The evaluators are given a briefing to let them know what the Academy Airport layout is and what the students are expected to know, in case you get an evaluator from an airport like ORD that expects you to be flawless with as "slow" a problem as you have there.
At the same time, some instructors are more lenient than others about what can fail you or not. One biggie is whether or not the actions taken by the sim planes would happen in real life or not. For instance, at the end of my local PV, I had DAL802* holding short of 28R with ASA731* rolling out on 28R after having just landed. I was about to give the relief briefing when I keyed up and said, "Delta 733, turn right at [taxiway] Echo; contact ground when off." Alaska had already turned off, and then the Delta jet pulled out on the runway and started his slow taxi toward taxiway Echo to turn off, as instructed. During the briefing, I told the instructor everything as I knew it to be. The instructor then asked me what the Delta jet was doing, which is when I first noticed him moving onto the runway. The instructor laughed and said he wouldn't fail me on that because the jet wouldn't have done that in the real world anyway.

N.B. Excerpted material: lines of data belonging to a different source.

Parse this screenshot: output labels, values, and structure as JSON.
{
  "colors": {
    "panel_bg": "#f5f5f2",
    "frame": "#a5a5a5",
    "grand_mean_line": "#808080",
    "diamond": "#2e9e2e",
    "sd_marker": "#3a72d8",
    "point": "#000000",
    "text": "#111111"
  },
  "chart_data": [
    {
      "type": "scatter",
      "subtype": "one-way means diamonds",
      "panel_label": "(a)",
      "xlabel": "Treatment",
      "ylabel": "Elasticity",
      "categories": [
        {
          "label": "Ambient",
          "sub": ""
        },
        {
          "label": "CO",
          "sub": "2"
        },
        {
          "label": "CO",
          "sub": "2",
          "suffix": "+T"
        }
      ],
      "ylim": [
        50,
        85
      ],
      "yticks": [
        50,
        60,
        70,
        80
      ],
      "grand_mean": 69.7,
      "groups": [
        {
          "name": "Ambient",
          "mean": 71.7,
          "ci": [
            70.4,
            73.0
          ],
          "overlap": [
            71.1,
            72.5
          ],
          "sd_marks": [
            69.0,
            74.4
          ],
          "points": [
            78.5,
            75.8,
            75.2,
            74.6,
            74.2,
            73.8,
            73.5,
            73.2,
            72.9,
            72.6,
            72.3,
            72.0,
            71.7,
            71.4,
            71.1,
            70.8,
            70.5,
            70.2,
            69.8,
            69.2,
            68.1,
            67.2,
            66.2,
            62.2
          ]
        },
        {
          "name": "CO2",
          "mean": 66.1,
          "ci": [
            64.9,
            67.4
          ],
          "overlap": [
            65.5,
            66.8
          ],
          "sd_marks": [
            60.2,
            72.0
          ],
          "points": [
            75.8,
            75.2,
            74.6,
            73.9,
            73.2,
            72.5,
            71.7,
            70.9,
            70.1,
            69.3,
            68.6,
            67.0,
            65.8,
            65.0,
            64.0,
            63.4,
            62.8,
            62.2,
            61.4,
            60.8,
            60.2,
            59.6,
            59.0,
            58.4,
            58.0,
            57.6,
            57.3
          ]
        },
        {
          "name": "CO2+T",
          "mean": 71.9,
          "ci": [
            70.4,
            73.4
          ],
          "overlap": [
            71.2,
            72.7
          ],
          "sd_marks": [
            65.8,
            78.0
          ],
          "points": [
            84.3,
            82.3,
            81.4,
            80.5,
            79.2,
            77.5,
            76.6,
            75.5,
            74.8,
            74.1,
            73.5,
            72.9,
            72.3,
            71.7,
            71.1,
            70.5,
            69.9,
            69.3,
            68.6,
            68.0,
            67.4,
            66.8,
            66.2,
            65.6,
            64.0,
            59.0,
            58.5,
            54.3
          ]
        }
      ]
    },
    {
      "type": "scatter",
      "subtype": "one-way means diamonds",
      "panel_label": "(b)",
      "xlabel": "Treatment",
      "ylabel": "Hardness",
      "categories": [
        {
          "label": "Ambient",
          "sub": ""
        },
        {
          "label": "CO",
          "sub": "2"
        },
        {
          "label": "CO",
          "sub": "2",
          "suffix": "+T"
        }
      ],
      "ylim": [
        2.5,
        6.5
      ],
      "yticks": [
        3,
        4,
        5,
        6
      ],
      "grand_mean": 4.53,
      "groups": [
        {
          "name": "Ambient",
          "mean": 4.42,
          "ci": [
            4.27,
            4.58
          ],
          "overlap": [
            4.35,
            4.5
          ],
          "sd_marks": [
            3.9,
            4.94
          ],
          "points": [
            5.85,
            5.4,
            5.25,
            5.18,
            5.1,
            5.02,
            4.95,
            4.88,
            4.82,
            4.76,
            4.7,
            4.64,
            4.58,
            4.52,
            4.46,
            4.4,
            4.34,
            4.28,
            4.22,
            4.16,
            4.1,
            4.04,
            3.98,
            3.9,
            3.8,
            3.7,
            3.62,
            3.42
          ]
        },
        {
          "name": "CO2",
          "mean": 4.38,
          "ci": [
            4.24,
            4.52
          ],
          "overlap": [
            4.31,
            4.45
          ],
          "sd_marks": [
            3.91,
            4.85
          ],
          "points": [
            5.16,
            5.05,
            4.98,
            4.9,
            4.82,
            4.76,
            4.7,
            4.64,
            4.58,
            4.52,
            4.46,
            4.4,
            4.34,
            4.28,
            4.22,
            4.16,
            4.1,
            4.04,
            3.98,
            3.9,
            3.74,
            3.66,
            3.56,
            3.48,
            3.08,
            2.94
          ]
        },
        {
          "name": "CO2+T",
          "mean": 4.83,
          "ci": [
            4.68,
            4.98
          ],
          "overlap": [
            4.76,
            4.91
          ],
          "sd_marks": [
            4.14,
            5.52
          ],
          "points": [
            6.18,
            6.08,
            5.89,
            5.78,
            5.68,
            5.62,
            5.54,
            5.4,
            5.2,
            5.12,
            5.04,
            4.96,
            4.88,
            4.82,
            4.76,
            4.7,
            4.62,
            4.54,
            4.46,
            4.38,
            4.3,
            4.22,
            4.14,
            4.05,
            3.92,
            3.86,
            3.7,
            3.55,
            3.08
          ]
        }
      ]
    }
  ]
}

On the ground PV, I had a Southwest jet and United heavy coming out of the terminal taxiing to 28R while Air France was taxiing back to the terminal via B-C-I. When Air France got close to the terminal, I held the position on SWA416 and UAL492(H) to give Air France a chance to pass, which the instructor liked. The problem came when I told the two jets to continue taxiing -- but in Academy land, you are supposed to tell them where to taxi so they respond. With just enough time for responses from the two pilots, I said, "SWA416, continue taxiing to runway 28R." He responded. Then, "United 492 Heavy, continue taxiing to runway 28L." I have no idea why I said "left", but by God, he read that back and did just that. As soon as a Citation was put in position on 28R, the big ass United jet went right behind the Citation and chugged right over to 28L. My local controller looked at me like "WTF?! Why did you just taxi him over to 28L??" while I looked at him like "WTF? Why did you send the heavy jet to the left runway??" The instructor told me that in real life, the pilot would have asked for clarification instead of just moving right on over, especially since I didn't give him runway crossing instructions.

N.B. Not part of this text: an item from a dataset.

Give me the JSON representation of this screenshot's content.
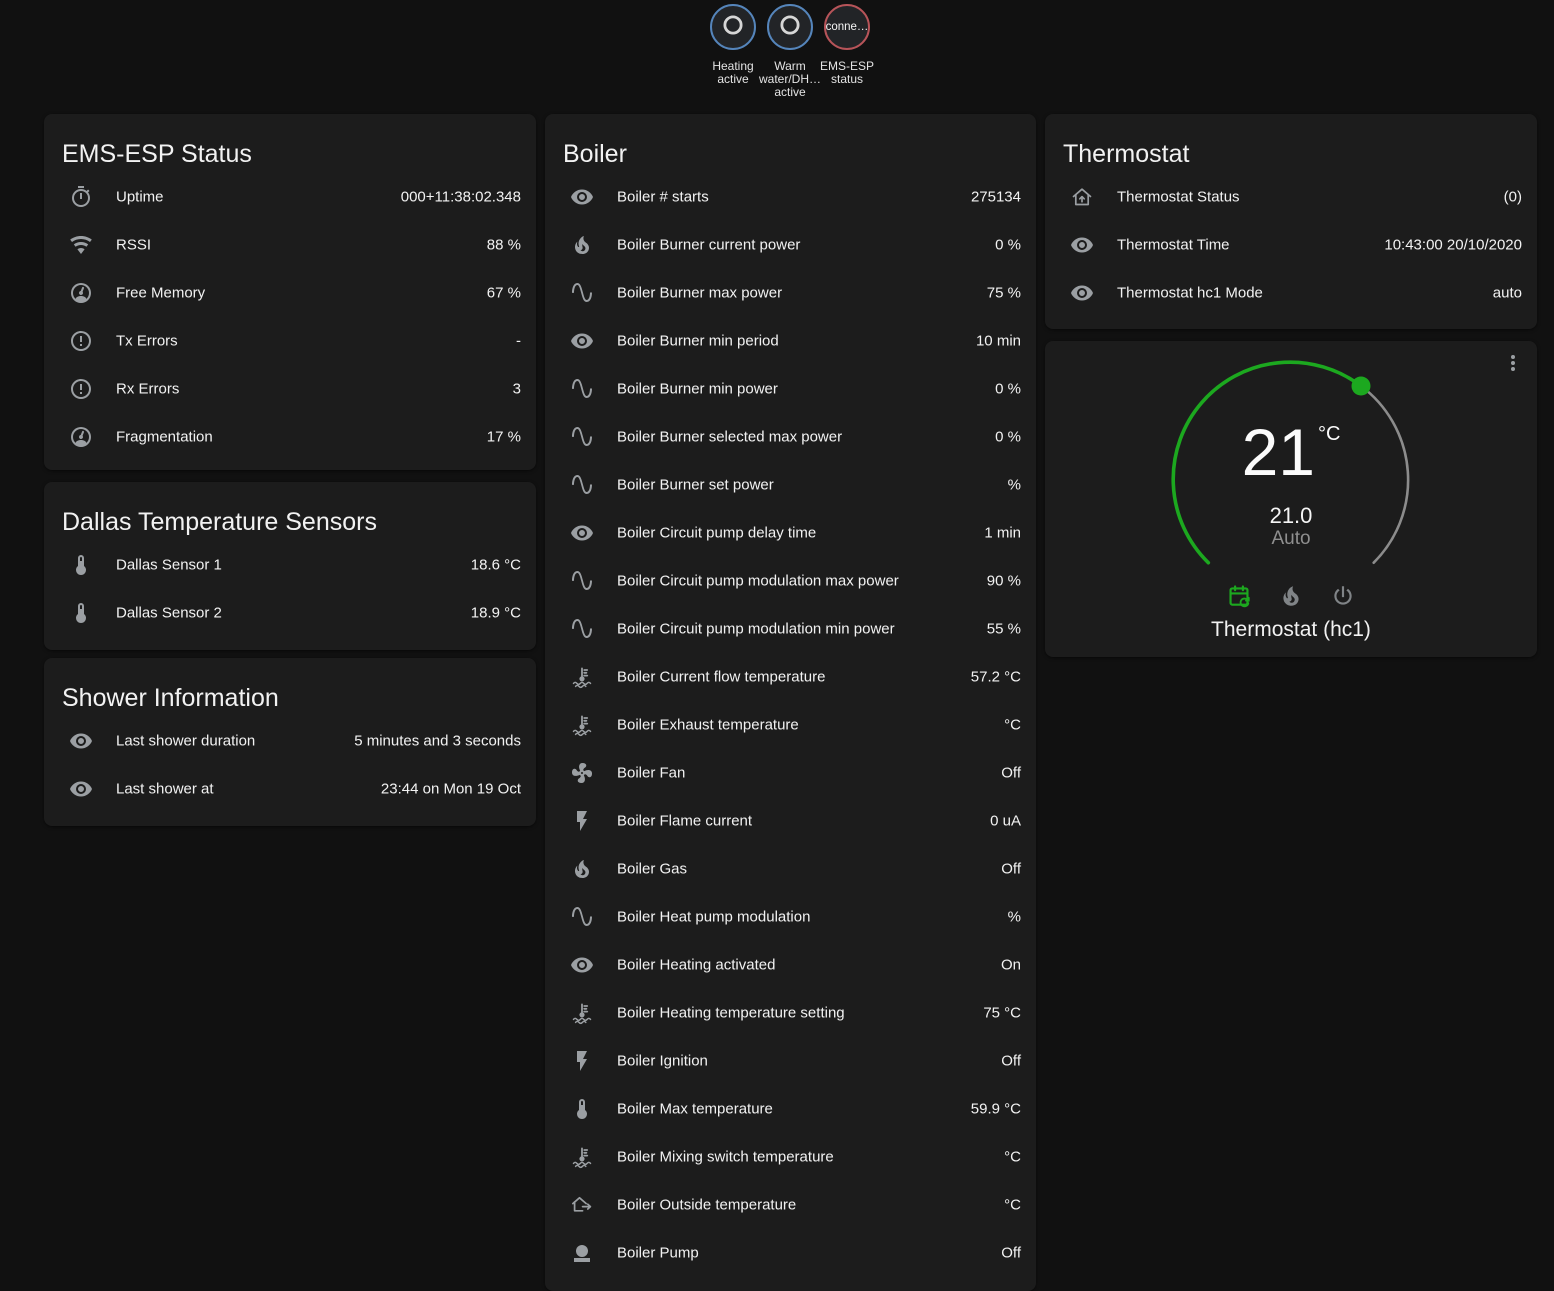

These are the only things the instructors said I did wrong. We had a few people that couldn't even get out a single departure and had six jets stacked up at 28R ready for takeoff, along with three on 28L and three on 16. They got so worked up with the pattern trying to keep it straight that they didn't even launch anyone else. THAT kind of stuff will put you in the student services office getting your termination paperwork processed.

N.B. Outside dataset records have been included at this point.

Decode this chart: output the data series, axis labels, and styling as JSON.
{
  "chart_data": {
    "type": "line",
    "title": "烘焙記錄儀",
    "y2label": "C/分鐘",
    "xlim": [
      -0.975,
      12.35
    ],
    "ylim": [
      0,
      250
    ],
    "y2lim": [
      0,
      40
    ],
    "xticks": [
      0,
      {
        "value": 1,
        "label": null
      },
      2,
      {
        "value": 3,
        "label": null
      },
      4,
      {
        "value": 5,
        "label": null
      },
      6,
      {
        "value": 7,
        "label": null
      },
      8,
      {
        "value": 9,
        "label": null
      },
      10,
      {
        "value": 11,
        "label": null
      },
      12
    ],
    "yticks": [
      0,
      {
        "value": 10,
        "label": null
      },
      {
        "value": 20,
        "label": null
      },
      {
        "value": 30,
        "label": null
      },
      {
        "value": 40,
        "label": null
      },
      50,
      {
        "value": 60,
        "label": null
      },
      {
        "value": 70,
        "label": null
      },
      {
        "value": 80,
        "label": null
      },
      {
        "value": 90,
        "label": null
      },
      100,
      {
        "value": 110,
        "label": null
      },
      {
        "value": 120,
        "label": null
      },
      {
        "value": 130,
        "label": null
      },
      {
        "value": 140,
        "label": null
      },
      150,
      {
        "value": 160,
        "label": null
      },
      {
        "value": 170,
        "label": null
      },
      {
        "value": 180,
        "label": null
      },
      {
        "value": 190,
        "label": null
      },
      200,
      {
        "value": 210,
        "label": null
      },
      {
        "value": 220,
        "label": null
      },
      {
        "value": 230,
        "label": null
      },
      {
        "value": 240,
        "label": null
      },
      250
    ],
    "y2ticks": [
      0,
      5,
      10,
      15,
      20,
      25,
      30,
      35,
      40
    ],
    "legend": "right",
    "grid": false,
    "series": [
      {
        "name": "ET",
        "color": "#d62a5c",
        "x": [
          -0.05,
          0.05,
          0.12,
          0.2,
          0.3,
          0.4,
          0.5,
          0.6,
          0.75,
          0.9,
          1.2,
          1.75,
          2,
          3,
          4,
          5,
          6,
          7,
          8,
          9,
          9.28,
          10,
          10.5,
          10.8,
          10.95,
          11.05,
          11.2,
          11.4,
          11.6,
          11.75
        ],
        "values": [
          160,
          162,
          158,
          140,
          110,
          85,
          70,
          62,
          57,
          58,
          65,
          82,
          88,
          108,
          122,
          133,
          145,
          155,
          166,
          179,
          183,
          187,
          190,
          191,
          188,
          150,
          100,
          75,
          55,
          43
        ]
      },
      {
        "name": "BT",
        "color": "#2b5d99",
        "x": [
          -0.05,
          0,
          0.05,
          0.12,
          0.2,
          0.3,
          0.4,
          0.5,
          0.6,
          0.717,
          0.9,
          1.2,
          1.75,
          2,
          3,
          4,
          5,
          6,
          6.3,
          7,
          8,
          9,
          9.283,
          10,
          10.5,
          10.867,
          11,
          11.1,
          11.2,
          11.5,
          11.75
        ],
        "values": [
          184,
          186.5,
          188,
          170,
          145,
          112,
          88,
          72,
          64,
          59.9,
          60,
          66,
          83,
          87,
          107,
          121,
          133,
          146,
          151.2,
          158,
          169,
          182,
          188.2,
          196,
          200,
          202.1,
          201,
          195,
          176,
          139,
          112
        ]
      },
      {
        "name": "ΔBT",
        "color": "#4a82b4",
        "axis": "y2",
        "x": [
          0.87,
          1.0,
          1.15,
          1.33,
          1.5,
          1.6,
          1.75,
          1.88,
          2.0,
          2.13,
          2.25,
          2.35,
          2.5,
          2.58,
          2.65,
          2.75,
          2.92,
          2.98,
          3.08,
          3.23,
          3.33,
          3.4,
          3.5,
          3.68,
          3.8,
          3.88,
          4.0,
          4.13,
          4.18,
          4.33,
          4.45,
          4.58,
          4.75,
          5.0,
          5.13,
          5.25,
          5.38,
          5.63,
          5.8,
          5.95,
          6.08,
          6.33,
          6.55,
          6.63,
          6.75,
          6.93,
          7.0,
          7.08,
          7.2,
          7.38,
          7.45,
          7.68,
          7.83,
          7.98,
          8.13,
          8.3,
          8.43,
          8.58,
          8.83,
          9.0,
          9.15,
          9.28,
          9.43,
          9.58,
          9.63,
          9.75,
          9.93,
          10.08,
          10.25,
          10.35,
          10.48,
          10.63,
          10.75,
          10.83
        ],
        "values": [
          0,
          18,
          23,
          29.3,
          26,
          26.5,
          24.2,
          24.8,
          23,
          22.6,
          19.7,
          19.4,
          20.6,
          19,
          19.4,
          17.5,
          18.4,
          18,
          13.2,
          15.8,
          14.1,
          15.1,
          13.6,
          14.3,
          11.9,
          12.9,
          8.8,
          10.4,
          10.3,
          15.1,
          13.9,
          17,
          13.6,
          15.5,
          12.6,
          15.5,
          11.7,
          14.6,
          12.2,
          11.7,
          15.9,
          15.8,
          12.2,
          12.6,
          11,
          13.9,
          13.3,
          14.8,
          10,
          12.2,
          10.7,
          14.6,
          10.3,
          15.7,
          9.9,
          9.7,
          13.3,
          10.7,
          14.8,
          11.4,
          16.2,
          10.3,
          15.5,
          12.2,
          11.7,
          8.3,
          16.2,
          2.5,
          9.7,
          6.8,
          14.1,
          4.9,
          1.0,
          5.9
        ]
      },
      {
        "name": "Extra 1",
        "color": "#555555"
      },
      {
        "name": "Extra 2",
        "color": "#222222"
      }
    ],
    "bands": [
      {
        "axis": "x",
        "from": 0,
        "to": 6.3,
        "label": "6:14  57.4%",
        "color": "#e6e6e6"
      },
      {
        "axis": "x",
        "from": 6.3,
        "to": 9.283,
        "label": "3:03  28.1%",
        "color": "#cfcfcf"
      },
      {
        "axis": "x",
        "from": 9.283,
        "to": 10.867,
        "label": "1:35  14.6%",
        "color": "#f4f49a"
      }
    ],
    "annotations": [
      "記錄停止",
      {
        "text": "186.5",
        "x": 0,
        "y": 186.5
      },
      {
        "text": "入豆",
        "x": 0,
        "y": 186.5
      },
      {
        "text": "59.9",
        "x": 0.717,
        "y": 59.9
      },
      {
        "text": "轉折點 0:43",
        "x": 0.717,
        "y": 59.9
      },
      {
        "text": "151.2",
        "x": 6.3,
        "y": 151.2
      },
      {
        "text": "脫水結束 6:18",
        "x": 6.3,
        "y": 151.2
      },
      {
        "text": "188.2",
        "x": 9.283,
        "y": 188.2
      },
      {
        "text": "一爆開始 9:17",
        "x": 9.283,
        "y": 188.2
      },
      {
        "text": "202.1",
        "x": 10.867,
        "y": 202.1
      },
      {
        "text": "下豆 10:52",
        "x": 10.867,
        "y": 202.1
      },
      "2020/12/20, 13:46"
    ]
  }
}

There are quirks in the simulator system that can cause problems if you say the wrong thing because it can't discern between what is legal to do and what isn't. It processes what you tell it to do, and it does it. Your instructor is your last line of defense, and you do have a little bit of a chance to explain yourself if you do something like what I did.
*I don't remember the specific callsigns, so those are guesses used for retelling the story.